It is a well-known fact that availability of adequate and quality water is crucial to human health. It has also been established that water is the second to air with regards to its importance in human lives. However, in the recent times, little or no attention is being paid to how it has been impacted by climate change particularly at the local level in most developing countries which Nigeria happens to be one.
Several researchers have disclosed that Nigeria is one of such developing countries that could be badly affected due to several environmental challenges such as desertification, flooding, shrinking water bodies among others, particularly in the northern region which houses two major water bodies- River Niger and dams like the Goronyo dam in Sokoto State which also serve as sources of hydro-power generating dams for our national grid. These water bodies are gradually dwindling due to effects of climate change, causing reduction in hydropower generation and the megawatts produced daily for average national energy consumption.
A critical assessment of the effects of climate change on these water bodies in the last couple of years prompted a recent decision by the Nigerian government to start considering the implementation of policy of generating 30% of its energy needs from coal energy – a water intensive activity with dire environmental consequences.
Although according to several reports on power generation, it has been said that Coal might be the cheapest source of electricity when compare the cost effectiveness with other sources of power. As a matter of fact, several industrialised and developed countries of the world such as China, Germany, USA, and Japan currently tap 70% of their power source from coal.
And Nigeria, a nation with abundance of coal deposit in West Africa, confronted with power supply challenges and yet to stabilize on 500 Megawatt since independence, switching to coal as alternative source of power should never be a bad idea. However, some critical questions remain unanswered by the policy makers.
Critical questions such as: Are policy makers mindful of the effects fossil fuel generation especially coal mining may have on the already shrinking water bodies in Nigeria?
Are there measures in place to safeguard the water bodies from these plausible effects?
Have they critically weighed these ecological impacts on a long term scale?
These questions and more from the experts are still begging for answers, if we are to prevent further water crisis in the near future in Nigeria.
Assessments of the impacts of Coal mining on ecology
Now let us look at these possible effects coal mining may generate together.
Coal, according to experts, is a fossil fuel that’s burned to generate electricity and heat, or liquefied to produce gas and diesel fuel. With this process, while valuable to human energy production, is nevertheless difficult, expensive and dangerous to obtain, with high costs to the environment and human health as well as water bodies.

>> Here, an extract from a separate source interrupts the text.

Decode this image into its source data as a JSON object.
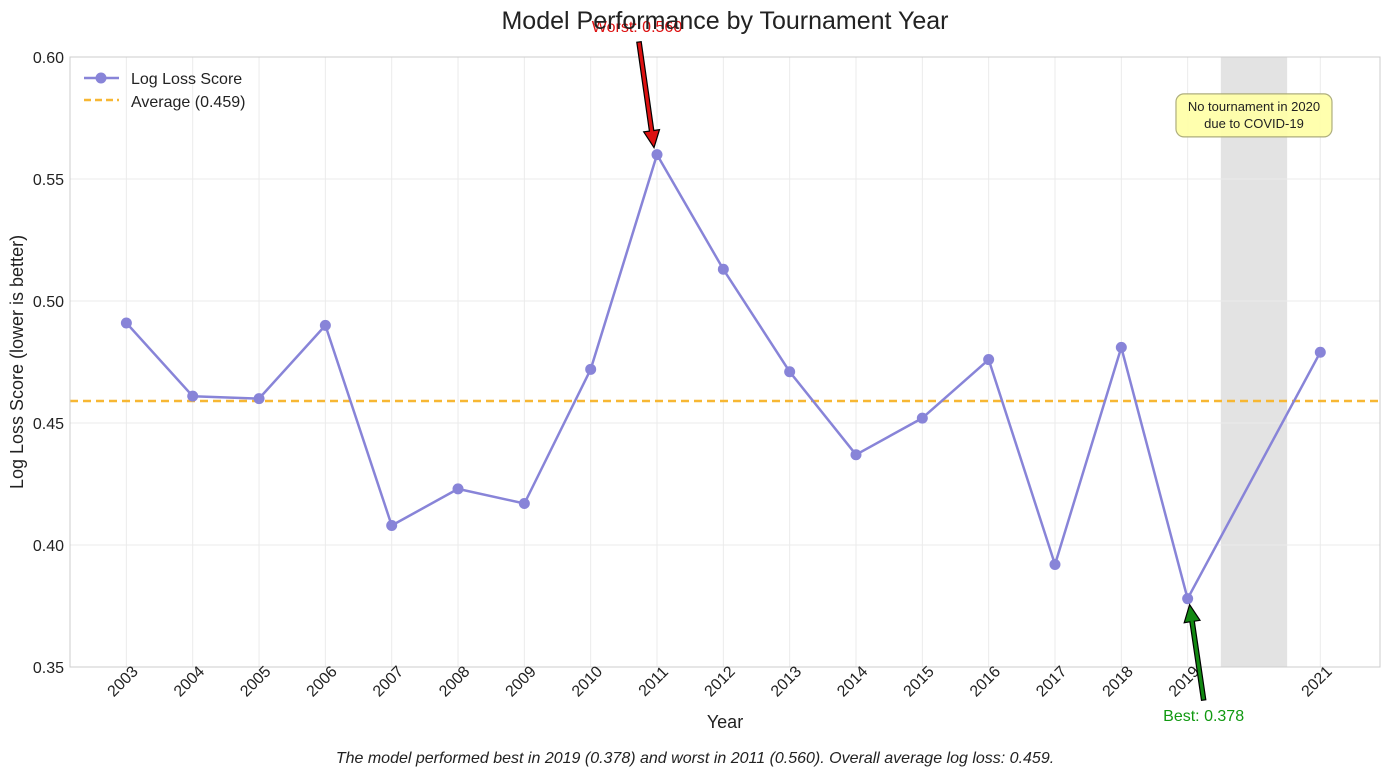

Based on research, there are several other possible devastating effects of coal mining on environment- water and Land. One of which is Flooding.
Coal mining and preparation generates millions of gallons of highly toxic, semi-solid waste called “slurry.” To contain the slurry, dams are often built in between the mountains from where the coal is being mined. There are several documented instances in which slurry dams have failed, resulting in deadly floods and ensuing environmental disaster.
Another one is Water Pollution. Highly acidic runoff from coal stocks and handling facilities, known as acid mine drainage (AMD), infiltrates waterways, contaminating local water supply and affecting the PH balance in the surrounding lakes and streams.
Air Pollution through Coal dust is another major challenge. In addition to being dirty and unpleasant smelling, is dangerous if inhaled over an extensive period of time. People with prolonged exposure to coal dust are at high risk of contracting “Black lung disease,” which left untreated can lead to lung cancer, pulmonary tuberculosis, and heart failure.
Coal mining could also lead to loss of wildlife as it requires a large expanse of territory. When a mining operation moves in, it invades and destroys sizable ranges of wilderness area, displacing the native fauna and removing habitat and food sources. This eventually results in an imbalanced ecosystem — and even the endangerment or extinction of entire species.
Essentially, it is imperative for the Nigerian government to conduct an extensive impact assessment before embarking on the implementation of this “Coal Energy”policy so as to not endanger the lives of the citizens. The recent declaration of state of emergency within the Water, Sanitation and Hygiene sector in Nigeria by President Buhari is also a pointer that appropriate and drastic measures needed to be put in place to “save our water” sources for national and economic benefits.
It is also important to take a cue from the aforementioned industrialised nations that have successfully switched to coal as energy source with less or mild effects on their immediate environment as they often have sustainable plans and structures to contain possible and unforeseeable downside which coal mining may have on both environment and human lives.